If the built-in BareResourceFetcher and ExpoResourceFetcher don't fit your needs, you can implement your own adapter and plug it into React Native ExecuTorch. This is useful if you want to use a different download library, fetch from a private server, or add custom caching logic.

The ResourceFetcherAdapter interface

Your adapter must implement the ResourceFetcherAdapter interface exported from react-native-executorch. This interface defines every method which is used under the hood by React Native ExecuTorch:

import {
ResourceFetcherAdapter,
ResourceSource,
} from 'react-native-executorch';

interface ResourceFetcherAdapter {
fetch(
callback: (downloadProgress: number) => void,
...sources: ResourceSource[]
): Promise<string[] | null>;

readAsString(path: string): Promise<string>;
}

fetch

This is the core method called by every model hook and module whenever it needs to resolve a model or resource to a local file path.

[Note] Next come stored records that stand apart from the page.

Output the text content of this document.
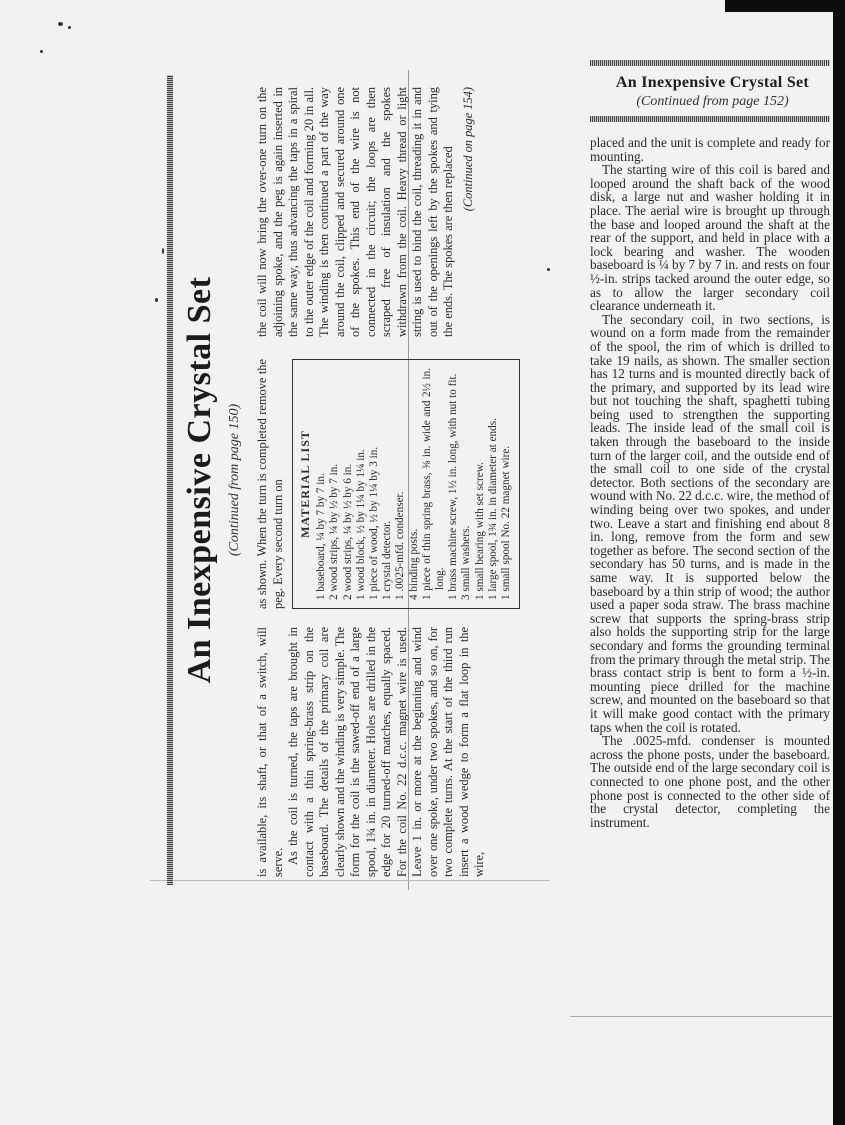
An Inexpensive Crystal Set (Continued from page 150)

is available, its shaft, or that of a switch, will serve. As the coil is turned, the taps are brought in contact with a thin spring-brass strip on the baseboard. The details of the primary coil are clearly shown and the winding is very simple. The form for the coil is the sawed-off end of a large spool, 1¾ in. in diameter. Holes are drilled in the edge for 20 turned-off matches, equally spaced. For the coil No. 22 d.c.c. magnet wire is used. Leave 1 in. or more at the beginning and wind over one spoke, under two spokes, and so on, for two complete turns. At the start of the third run insert a wood wedge to form a flat loop in the wire,

as shown. When the turn is completed remove the peg. Every second turn on MATERIAL LIST 1 baseboard, ¼ by 7 by 7 in. 2 wood strips, ¼ by ½ by 7 in. 2 wood strips, ¼ by ½ by 6 in. 1 wood block, ½ by 1¼ by 1¼ in. 1 piece of wood, ½ by 1¼ by 3 in. 1 crystal detector. 1 .0025-mfd. condenser. 4 binding posts. 1 piece of thin spring brass, ⅜ in. wide and 2½ in. long. 1 brass machine screw, 1½ in. long, with nut to fit. 3 small washers. 1 small bearing with set screw. 1 large spool, 1¾ in. in diameter at ends. 1 small spool No. 22 magnet wire.

the coil will now bring the over-one turn on the adjoining spoke, and the peg is again inserted in the same way, thus advancing the taps in a spiral to the outer edge of the coil and forming 20 in all. The winding is then continued a part of the way around the coil, clipped and secured around one of the spokes. This end of the wire is not connected in the circuit; the loops are then scraped free of insulation and the spokes withdrawn from the coil. Heavy thread or light string is used to bind the coil, threading it in and out of the openings left by the spokes and tying the ends. The spokes are then replaced (Continued on page 154)
An Inexpensive Crystal Set
(Continued from page 152)

placed and the unit is complete and ready for mounting.

The starting wire of this coil is bared and looped around the shaft back of the wood disk, a large nut and washer holding it in place. The aerial wire is brought up through the base and looped around the shaft at the rear of the support, and held in place with a lock bearing and washer. The wooden baseboard is ¼ by 7 by 7 in. and rests on four ½-in. strips tacked around the outer edge, so as to allow the larger secondary coil clearance underneath it.

The secondary coil, in two sections, is wound on a form made from the remainder of the spool, the rim of which is drilled to take 19 nails, as shown. The smaller section has 12 turns and is mounted directly back of the primary, and supported by its lead wire but not touching the shaft, spaghetti tubing being used to strengthen the supporting leads. The inside lead of the small coil is taken through the baseboard to the inside turn of the larger coil, and the outside end of the small coil to one side of the crystal detector. Both sections of the secondary are wound with No. 22 d.c.c. wire, the method of winding being over two spokes, and under two. Leave a start and finishing end about 8 in. long, remove from the form and sew together as before. The second section of the secondary has 50 turns, and is made in the same way. It is supported below the baseboard by a thin strip of wood; the author used a paper soda straw. The brass machine screw that supports the spring-brass strip also holds the supporting strip for the large secondary and forms the grounding terminal from the primary through the metal strip. The brass contact strip is bent to form a ½-in. mounting piece drilled for the machine screw, and mounted on the baseboard so that it will make good contact with the primary taps when the coil is rotated.

The .0025-mfd. condenser is mounted across the phone posts, under the baseboard. The outside end of the large secondary coil is connected to one phone post, and the other phone post is connected to the other side of the crystal detector, completing the instrument.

  • callback — called with a progress value between 0 and 1 as downloads proceed. Called with 1 when complete.
  • ...sources — one or more ResourceSource values:
    • string — a remote URL or an absolute local file path.
    • number — a bundled asset reference from require('./model.pte').
    • object — an inline JS object (e.g. a tokenizer config) that should be JSON-serialized and written to disk. Your adapter is responsible for stringifying it and saving it as a file, then returning the local path. This allows callers to pass configs inline instead of hosting them at a URL.
  • Returns an array of absolute local file paths (without file:// prefix), one per source, in the same order. Return null if the fetch was intentionally interrupted (e.g. cancelled by the user).

readAsString

Called internally to read configuration files (e.g. tokenizer configs) that were previously downloaded via fetch.

  • path — absolute path to the file on disk.
  • Returns the file contents as a UTF-8 string.

Registering your adapter

Pass your adapter to initExecutorch at the entry point of your app, before any other library API is called:

import { initExecutorch } from 'react-native-executorch';
import { MyCustomFetcher } from './MyCustomFetcher';

initExecutorch({ resourceFetcher: MyCustomFetcher });

Any model hook or module used after this point will route all resource fetching through your adapter.